Decoding the DIC-Lymphoma Relationship: A Nationwide Analysis of Increased Risk in Adult Patients

Background:

Disseminated intravascular coagulation (DIC) is a severe, often fatal condition characterized by systemic coagulation activation leading to both widespread microvascular thrombosis and profuse hemorrhaging. Frequently associated with malignancies, DIC represents a serious clinical challenge. Lymphomas, characterized by their clinical diversity and varying prognoses, may present differing DIC risks across their subtypes.

Aim of the study

The study aims to understand how various lymphoma subtypes influence the development of DIC in hospitalized individuals, utilizing data from a national inpatient sample.

Methods and Materials

This study retrospectively examines a cohort of adult patients in the United States, hospitalized with DIC, both with and without lymphoma, utilizing the 2020 National Inpatient Sample (NIS). Patients were identified using the International Classification of Diseases (ICD-10) codes. Patients who were younger than age 18 years were excluded from the study. We used STATA for our analyses. Fisher's exact test was utilized for comparing proportions, while Student's t-test was employed for the comparison of continuous variables. We performed a multivariate logistic regression analysis, taking into consideration various patient, and hospital characteristics including age, gender, race, median zip income, insurance status, hospital geographical region and location, bed size, urban or rural setting, teaching status to identify the adjusted odds ratio for the development of DIC in different lymphoma subtypes. The Charlson comorbidity index was utilized to account for the burden of comorbidities in the analysis.

Results

Among 48,310 adult DIC patients in the 2020 NIS dataset, 2.48% concurrently had lymphoma. A significant disparity was noted in gender distribution, with fewer females in the lymphoma group (40% vs 49%, p=0.0135). Patients with lymphoma were, on average, older with a mean age of 62.72 years. The racial composition between the two groups was not significantly different (p=0.651). The odds of developing DIC were significantly increased overall in lymphoma patients (aOR=2.14, p <0.001). Of the lymphoma subtypes, other specified types of T/NK- cell lymphoma (natural killer) (grouped under the ICD-10 code: C86, and further sub-categorized into extra-nodal NK/T cell lymphoma, hepatosplenic, intestinal, subcutaneous, angioimmunoblastic, primary cutaneous T cell lymphoma, and blastic NK-cell lymphoma) exhibited the highest risk of DIC development (aOR=16.85, p <0.001).
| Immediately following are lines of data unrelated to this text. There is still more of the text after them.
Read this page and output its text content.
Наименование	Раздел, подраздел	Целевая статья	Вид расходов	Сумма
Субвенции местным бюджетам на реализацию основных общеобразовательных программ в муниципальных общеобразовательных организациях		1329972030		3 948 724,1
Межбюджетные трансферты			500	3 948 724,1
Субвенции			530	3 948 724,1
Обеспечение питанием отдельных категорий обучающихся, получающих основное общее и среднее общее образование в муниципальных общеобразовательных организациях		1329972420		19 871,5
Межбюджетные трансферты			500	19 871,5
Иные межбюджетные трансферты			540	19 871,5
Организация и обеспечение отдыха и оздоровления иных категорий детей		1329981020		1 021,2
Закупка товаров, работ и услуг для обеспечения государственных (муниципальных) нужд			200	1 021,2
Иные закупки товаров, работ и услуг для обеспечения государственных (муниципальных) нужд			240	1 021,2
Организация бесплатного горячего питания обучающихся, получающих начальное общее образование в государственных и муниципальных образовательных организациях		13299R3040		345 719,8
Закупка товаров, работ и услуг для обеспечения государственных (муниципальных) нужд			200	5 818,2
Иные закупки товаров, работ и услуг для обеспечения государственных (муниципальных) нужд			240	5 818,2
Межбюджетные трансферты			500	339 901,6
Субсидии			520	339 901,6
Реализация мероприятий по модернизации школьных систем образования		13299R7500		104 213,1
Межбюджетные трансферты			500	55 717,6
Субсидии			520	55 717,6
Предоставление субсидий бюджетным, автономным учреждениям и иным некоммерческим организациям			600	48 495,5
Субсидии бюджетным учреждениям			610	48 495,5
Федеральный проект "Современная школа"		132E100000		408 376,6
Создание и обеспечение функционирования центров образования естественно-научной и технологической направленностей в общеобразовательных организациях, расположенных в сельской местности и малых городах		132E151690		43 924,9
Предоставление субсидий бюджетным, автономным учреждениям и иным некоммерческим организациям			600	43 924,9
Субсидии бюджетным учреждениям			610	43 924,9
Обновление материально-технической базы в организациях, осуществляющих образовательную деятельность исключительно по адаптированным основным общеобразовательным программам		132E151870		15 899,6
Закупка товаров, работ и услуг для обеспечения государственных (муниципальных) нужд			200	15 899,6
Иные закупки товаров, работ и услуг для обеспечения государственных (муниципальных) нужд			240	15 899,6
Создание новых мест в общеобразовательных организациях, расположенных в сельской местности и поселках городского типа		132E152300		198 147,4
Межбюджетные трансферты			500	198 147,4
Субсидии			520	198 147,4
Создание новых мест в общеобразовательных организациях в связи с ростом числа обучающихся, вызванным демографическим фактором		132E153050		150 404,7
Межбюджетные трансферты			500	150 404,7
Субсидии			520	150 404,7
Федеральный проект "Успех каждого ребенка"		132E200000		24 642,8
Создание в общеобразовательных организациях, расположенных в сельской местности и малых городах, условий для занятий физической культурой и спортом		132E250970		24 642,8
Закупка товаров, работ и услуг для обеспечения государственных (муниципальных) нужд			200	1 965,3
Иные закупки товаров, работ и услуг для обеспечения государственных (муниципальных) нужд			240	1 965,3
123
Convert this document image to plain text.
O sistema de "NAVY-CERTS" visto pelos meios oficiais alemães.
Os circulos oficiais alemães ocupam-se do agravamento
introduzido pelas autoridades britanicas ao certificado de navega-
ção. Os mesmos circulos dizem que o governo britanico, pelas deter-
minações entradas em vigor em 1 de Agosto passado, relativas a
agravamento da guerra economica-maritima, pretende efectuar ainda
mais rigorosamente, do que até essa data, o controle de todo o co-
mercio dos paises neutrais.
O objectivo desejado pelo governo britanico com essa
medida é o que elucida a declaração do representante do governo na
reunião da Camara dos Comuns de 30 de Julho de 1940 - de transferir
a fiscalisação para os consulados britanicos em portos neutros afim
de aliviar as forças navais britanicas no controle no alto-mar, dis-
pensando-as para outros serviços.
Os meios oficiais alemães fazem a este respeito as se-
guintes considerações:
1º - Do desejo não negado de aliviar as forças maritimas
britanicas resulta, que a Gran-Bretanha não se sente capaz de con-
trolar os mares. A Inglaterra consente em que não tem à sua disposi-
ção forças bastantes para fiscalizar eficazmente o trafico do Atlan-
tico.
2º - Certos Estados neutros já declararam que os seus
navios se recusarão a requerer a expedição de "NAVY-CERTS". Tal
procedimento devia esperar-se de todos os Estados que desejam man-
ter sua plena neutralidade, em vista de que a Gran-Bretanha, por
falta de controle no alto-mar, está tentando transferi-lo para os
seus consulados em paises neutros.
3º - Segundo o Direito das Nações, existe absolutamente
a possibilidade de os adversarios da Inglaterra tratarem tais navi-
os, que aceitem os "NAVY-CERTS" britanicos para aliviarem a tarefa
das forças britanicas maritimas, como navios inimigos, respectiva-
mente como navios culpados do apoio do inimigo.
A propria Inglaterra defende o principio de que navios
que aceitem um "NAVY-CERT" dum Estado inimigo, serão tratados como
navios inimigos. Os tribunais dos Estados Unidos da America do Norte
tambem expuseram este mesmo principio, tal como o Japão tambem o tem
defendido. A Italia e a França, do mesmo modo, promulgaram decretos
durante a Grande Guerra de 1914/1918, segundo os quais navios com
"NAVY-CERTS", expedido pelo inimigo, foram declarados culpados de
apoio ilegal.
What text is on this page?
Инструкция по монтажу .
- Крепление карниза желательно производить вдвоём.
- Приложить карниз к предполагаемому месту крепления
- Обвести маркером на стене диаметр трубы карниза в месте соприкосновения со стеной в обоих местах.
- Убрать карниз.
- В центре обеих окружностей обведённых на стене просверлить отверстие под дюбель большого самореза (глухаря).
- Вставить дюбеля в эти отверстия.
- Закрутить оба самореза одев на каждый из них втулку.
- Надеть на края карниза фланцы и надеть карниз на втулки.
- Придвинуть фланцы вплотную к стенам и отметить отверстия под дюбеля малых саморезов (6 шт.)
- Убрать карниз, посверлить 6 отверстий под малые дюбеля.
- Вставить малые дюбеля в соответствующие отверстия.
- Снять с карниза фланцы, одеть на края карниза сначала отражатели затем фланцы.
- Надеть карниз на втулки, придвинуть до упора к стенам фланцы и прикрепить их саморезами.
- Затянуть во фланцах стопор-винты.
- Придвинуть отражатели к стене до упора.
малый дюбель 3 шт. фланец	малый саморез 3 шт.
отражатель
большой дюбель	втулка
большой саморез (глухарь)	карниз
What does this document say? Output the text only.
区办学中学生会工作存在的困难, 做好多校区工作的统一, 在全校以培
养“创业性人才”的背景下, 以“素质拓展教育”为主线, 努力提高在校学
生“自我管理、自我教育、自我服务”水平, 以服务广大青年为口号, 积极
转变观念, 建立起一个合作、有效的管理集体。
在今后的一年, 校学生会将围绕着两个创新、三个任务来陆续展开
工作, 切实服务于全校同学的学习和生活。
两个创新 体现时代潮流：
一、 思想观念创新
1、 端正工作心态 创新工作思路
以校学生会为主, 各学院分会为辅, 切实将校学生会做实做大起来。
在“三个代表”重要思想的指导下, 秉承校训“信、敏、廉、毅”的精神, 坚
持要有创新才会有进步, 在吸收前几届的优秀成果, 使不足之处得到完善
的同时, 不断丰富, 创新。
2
Non-follicular, mature T-NK-cell, other specified and unspecified types of Non-Hodgkin, and Hodgkin lymphomas also showed significant DIC risks (p<0.05), whereas no statistically significant risks were found in follicular lymphoma (p=0.753) and malignant immunoproliferative diseases and certain other B-cell lymphomas (p=0.726). See Table 1 for further details.

Conclusion:

This study underlines a significant association between lymphoma and elevated risk of DIC, with the highest odds observed in other specified types of T/NK- cell lymphoma. Clinical diversity within lymphoma subtypes influenced DIC risks differently, underlining the importance of individualized care. In clinical practice, increased vigilance for DIC is suggested in lymphoma patients. Prompt identification and management of DIC in this patient population could potentially improve outcomes in healthcare optimization. Further studies are warranted to elucidate the underlying mechanisms and to explore potential targeted interventions.